Aline Meynard : Paris Condition Canine représente aujourd’hui 11 associations parisiennes, avec plus de dix ans d’expérience de terrain. Cela fait plusieurs années que nous échangeons avec les institutions et, à l’approche des municipales, nous avons décidé de nous structurer davantage.
Nous couvrons actuellement 12 arrondissements, ainsi que deux bois parisiens et deux communes limitrophes. L’objectif est de construire une communauté solide pour dialoguer de manière constructive avec les élus, les autres associations et les habitants. Le tissu associatif est essentiel : nous aidons les collectifs à monter leurs dossiers, à les présenter aux mairies d’arrondissement, à la mairie centrale et à la Direction des espaces verts de la Ville de Paris.
actu Paris : Paris est-elle aujourd’hui une ville hostile aux chiens ?
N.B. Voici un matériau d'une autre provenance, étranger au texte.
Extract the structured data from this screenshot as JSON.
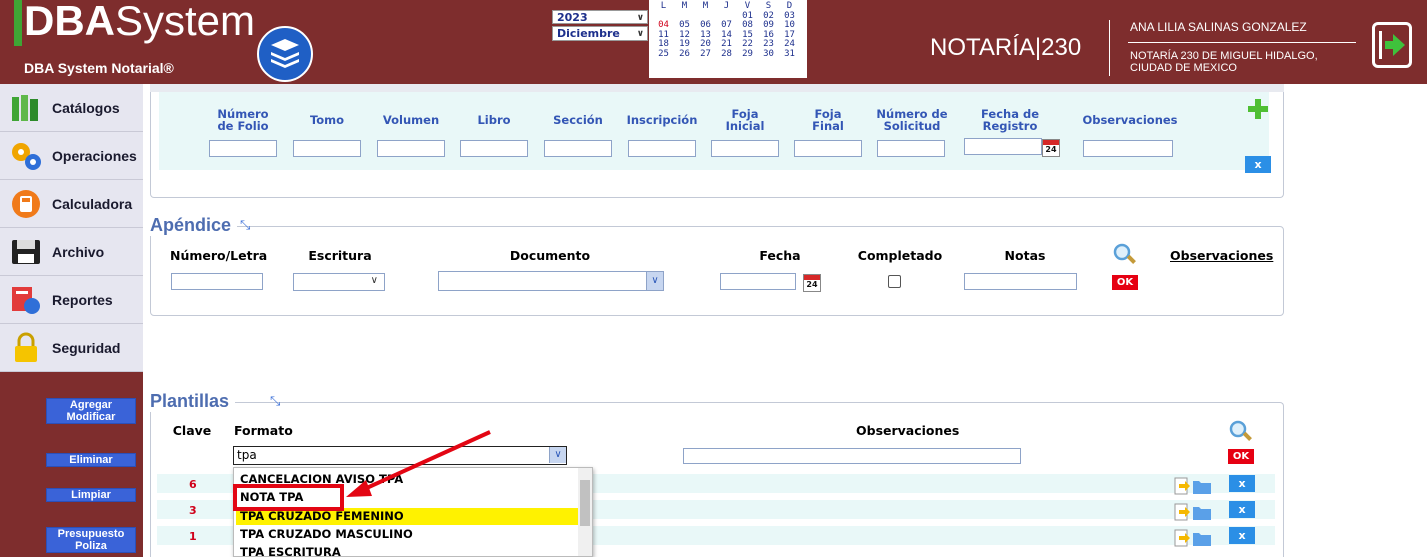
{
  "header": {
    "logo_bold": "DBA",
    "logo_light": "System",
    "logo_sub": "DBA System Notarial®",
    "year": "2023",
    "month": "Diciembre",
    "weekdays": [
      "L",
      "M",
      "M",
      "J",
      "V",
      "S",
      "D"
    ],
    "cal_rows": [
      [
        "",
        "",
        "",
        "",
        "01",
        "02",
        "03"
      ],
      [
        "04",
        "05",
        "06",
        "07",
        "08",
        "09",
        "10"
      ],
      [
        "11",
        "12",
        "13",
        "14",
        "15",
        "16",
        "17"
      ],
      [
        "18",
        "19",
        "20",
        "21",
        "22",
        "23",
        "24"
      ],
      [
        "25",
        "26",
        "27",
        "28",
        "29",
        "30",
        "31"
      ]
    ],
    "today": "04",
    "notaria": "NOTARÍA|230",
    "user": "ANA LILIA SALINAS GONZALEZ",
    "notaria_line1": "NOTARÍA 230 DE MIGUEL HIDALGO,",
    "notaria_line2": "CIUDAD DE MEXICO"
  },
  "sidebar": {
    "items": [
      {
        "label": "Catálogos"
      },
      {
        "label": "Operaciones"
      },
      {
        "label": "Calculadora"
      },
      {
        "label": "Archivo"
      },
      {
        "label": "Reportes"
      },
      {
        "label": "Seguridad"
      }
    ],
    "btn_agregar": "Agregar",
    "btn_modificar": "Modificar",
    "btn_eliminar": "Eliminar",
    "btn_limpiar": "Limpiar",
    "btn_presupuesto": "Presupuesto",
    "btn_poliza": "Poliza"
  },
  "folio": {
    "h1a": "Número",
    "h1b": "de Folio",
    "h2": "Tomo",
    "h3": "Volumen",
    "h4": "Libro",
    "h5": "Sección",
    "h6": "Inscripción",
    "h7a": "Foja",
    "h7b": "Inicial",
    "h8a": "Foja",
    "h8b": "Final",
    "h9a": "Número de",
    "h9b": "Solicitud",
    "h10a": "Fecha de",
    "h10b": "Registro",
    "h11": "Observaciones",
    "x": "x",
    "cal": "24"
  },
  "apendice": {
    "title": "Apéndice",
    "h_num": "Número/Letra",
    "h_esc": "Escritura",
    "h_doc": "Documento",
    "h_fecha": "Fecha",
    "h_comp": "Completado",
    "h_notas": "Notas",
    "h_obs": "Observaciones",
    "ok": "OK",
    "cal": "24"
  },
  "plantillas": {
    "title": "Plantillas",
    "h_clave": "Clave",
    "h_formato": "Formato",
    "h_obs": "Observaciones",
    "formato_value": "tpa",
    "ok": "OK",
    "x": "x",
    "rows": [
      {
        "clave": "6"
      },
      {
        "clave": "3"
      },
      {
        "clave": "1"
      }
    ],
    "options": [
      "CANCELACION AVISO TPA",
      "NOTA TPA",
      "TPA CRUZADO FEMENINO",
      "TPA CRUZADO MASCULINO",
      "TPA ESCRITURA"
    ]
  },
  "colors": {
    "header_bg": "#7e2d2d",
    "accent_blue": "#3356b5",
    "ok_red": "#e60012",
    "x_blue": "#2b8fe6",
    "highlight": "#fff200",
    "annotation_red": "#e30613"
  }
}
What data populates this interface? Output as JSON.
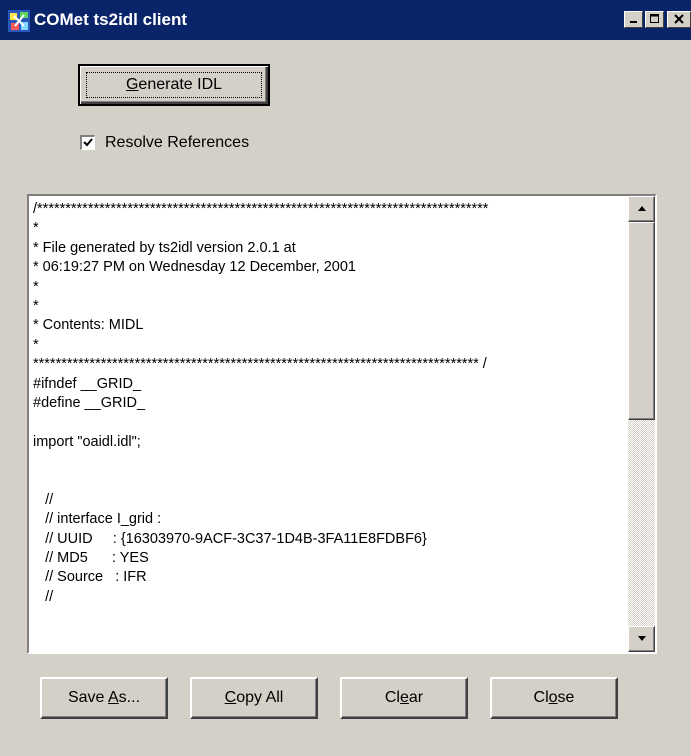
{
  "window": {
    "title": "COMet ts2idl client",
    "icon": "app-icon",
    "controls": {
      "minimize": "minimize-icon",
      "maximize": "maximize-icon",
      "close": "close-icon"
    },
    "titlebar_color": "#0a246a"
  },
  "toolbar": {
    "generate_label_pre": "",
    "generate_label_ul": "G",
    "generate_label_post": "enerate IDL"
  },
  "options": {
    "resolve_references_label": "Resolve References",
    "resolve_references_checked": true
  },
  "output": {
    "lines": [
      "/********************************************************************************",
      "*",
      "* File generated by ts2idl version 2.0.1 at",
      "* 06:19:27 PM on Wednesday 12 December, 2001",
      "*",
      "*",
      "* Contents: MIDL",
      "*",
      "******************************************************************************* /",
      "#ifndef __GRID_",
      "#define __GRID_",
      "",
      "import \"oaidl.idl\";",
      "",
      "",
      "   //",
      "   // interface I_grid :",
      "   // UUID     : {16303970-9ACF-3C37-1D4B-3FA11E8FDBF6}",
      "   // MD5      : YES",
      "   // Source   : IFR",
      "   //",
      ""
    ]
  },
  "buttons": {
    "save_as": {
      "pre": "Save ",
      "ul": "A",
      "post": "s..."
    },
    "copy_all": {
      "pre": "",
      "ul": "C",
      "post": "opy All"
    },
    "clear": {
      "pre": "Cl",
      "ul": "e",
      "post": "ar"
    },
    "close": {
      "pre": "Cl",
      "ul": "o",
      "post": "se"
    }
  }
}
A.M. : Paris est une ville en progrès, mais elle reste largement perfectible. Il y a eu des avancées, notamment avec l’augmentation du nombre d’espaces canins, mais le bien-être canin n’est pas encore suffisamment pris en compte.
Paris présente encore des aspects très hostiles, notamment en matière de sécurisation.
Les pistes cyclables sur les trottoirs, l’impossibilité de traverser certains parcs ou même de faire son marché avec un chien illustrent une réglementation urbaine ancienne, parfois incohérente.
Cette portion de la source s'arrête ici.